Gustave Le Gray, Eiche und Felsen, Wald von Fontainebleau, Kunstdruck auf Papier, 1849-52

Talbots Prozess wurde von anderen Fotografen optimiert und verfeinert, sobald Lizenzen zum Kauf angeboten wurden. In Paris führte Gustave Le Gray die Anklage an und diente einer Generation angehender Fotografen als Praktiker, Innovator und Pädagoge. Le Gray verbesserte Talbots Papiernegative, indem er Wachs in den Sensibilisierungsprozess einarbeitete, was zu detaillierteren Bildern führte.

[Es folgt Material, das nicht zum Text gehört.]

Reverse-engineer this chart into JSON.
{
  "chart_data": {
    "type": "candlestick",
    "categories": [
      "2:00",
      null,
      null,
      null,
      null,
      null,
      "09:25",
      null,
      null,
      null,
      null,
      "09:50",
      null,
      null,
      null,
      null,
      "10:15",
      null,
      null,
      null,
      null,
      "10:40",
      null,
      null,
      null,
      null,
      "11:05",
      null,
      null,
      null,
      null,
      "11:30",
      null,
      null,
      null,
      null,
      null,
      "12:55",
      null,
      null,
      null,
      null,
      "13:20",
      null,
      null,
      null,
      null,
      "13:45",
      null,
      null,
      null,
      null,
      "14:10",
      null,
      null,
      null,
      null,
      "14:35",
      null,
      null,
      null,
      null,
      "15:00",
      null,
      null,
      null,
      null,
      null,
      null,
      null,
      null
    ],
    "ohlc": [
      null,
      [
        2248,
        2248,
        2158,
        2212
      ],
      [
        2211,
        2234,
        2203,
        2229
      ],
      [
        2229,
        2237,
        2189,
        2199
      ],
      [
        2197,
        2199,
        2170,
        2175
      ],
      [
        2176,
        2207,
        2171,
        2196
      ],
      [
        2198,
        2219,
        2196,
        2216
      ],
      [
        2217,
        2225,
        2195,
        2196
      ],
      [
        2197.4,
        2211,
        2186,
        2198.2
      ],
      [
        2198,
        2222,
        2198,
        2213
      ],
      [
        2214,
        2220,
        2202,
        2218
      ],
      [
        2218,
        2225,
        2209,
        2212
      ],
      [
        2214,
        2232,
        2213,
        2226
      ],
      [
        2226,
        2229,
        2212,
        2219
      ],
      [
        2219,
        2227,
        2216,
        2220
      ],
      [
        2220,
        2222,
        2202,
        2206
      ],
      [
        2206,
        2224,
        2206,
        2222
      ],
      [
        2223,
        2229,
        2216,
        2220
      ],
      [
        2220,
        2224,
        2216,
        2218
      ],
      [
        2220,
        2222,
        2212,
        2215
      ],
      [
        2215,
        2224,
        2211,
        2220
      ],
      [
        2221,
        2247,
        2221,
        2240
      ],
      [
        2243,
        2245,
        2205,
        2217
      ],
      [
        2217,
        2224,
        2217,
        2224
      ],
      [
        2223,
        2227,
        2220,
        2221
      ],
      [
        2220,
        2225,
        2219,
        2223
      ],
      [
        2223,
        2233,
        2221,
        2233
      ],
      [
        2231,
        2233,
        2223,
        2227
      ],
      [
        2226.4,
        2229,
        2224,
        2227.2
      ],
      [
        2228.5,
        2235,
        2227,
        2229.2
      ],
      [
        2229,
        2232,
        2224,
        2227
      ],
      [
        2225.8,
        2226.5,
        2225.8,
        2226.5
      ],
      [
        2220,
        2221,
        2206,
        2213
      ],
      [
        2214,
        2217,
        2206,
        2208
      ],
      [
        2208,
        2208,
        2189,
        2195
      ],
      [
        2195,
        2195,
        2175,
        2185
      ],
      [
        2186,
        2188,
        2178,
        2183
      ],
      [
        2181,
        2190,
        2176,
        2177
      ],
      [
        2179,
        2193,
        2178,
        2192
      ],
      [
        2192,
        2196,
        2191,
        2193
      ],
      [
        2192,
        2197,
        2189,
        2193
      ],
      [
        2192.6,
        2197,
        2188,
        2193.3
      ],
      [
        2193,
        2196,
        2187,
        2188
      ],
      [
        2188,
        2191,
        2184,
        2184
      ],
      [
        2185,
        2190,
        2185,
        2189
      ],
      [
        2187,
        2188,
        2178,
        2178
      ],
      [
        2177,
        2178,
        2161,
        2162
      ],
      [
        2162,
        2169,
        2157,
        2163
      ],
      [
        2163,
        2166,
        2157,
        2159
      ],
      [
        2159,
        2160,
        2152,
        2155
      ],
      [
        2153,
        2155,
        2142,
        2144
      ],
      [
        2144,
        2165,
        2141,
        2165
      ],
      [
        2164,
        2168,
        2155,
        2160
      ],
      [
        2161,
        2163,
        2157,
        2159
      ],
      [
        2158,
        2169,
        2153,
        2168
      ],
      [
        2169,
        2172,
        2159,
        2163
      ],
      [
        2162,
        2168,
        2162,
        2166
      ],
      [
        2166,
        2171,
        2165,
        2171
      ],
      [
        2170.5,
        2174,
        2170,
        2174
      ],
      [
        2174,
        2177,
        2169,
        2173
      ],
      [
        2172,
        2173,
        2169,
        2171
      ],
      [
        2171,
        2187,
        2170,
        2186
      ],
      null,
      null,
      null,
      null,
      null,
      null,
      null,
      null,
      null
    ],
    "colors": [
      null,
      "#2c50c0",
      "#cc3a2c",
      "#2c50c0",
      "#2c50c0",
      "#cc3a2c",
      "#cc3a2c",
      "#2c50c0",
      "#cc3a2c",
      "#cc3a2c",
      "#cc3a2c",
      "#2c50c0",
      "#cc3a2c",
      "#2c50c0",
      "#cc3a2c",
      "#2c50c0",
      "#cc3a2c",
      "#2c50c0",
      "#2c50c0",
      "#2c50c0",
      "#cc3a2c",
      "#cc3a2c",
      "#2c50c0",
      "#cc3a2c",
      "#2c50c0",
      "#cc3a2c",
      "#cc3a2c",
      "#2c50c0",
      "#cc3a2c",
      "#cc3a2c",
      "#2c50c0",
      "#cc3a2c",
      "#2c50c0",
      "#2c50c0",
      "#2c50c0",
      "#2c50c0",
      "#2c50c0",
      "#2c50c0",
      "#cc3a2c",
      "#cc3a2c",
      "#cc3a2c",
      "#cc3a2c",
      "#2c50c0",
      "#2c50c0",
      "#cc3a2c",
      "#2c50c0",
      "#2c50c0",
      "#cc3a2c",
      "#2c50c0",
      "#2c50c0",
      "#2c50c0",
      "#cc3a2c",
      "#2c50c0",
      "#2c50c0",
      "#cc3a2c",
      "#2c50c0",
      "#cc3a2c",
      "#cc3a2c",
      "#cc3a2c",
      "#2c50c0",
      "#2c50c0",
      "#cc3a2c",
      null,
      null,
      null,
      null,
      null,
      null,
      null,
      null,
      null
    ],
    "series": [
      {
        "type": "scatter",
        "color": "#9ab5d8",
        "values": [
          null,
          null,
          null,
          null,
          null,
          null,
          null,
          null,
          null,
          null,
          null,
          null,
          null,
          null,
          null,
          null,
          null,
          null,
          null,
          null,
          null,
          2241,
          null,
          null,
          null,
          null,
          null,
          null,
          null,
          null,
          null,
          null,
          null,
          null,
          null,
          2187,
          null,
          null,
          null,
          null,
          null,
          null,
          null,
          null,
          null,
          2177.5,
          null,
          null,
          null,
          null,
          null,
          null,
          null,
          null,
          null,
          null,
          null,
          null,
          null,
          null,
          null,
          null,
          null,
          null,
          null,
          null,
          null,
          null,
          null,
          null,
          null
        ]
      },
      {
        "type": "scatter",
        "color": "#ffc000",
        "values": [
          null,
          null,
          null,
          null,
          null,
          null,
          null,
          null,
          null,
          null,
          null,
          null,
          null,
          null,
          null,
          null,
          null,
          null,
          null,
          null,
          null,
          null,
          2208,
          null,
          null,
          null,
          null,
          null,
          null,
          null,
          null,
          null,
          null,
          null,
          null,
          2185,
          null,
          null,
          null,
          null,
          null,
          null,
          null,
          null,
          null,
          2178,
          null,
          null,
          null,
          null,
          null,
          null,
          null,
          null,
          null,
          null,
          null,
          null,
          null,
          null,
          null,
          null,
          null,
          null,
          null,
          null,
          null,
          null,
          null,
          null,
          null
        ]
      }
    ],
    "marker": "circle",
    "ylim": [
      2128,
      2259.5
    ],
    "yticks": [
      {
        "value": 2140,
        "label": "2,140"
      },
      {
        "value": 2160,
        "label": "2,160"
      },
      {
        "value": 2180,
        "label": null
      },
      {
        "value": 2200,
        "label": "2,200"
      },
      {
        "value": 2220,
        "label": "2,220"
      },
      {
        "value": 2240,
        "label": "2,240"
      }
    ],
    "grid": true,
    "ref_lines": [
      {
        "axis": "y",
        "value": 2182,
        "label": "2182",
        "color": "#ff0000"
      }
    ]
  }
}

Le Grays Verbindung mit der Malerschule von Barbizon prägte seine Kompositionen des ikonischen Waldes von Fontainebleau.

Neben künstlerischen Ausdrucksformen wurden Kalotypen eingesetzt, um Architektur und Landschaften im In- und Ausland zu dokumentieren. Schnell füllten Fotobücher von Ägypten, Jerusalem und Syrien die Salons und weckten die Fantasie des europäischen Publikums. Trotzdem war die Popularität von Kalotypen von kurzer Dauer. 1847 erfand Louis Dsir Blanquart-Evrard, ein in Paris arbeitender Daguerreotypist und Kalotypist, den Albumin-Silberdruck. Seine Erfindung bot die Möglichkeit, Papierdrucke wesentlich detaillierter zu gestalten, und würde die Kalotypie schnell als führendes Papierverfahren ersetzen.

Eine aktualisierte Version des Salted Paper-Druckverfahrens ist über das Photographers‘ Formulary Salted (Plain) Paper Kit erhältlich. Während sich die Chemikalien von denen von Talbot unterscheiden, ist es einen Besuch wert, wenn Sie Drucke erstellen möchten, die an die Ästhetik der oben genannten Künstler erinnern.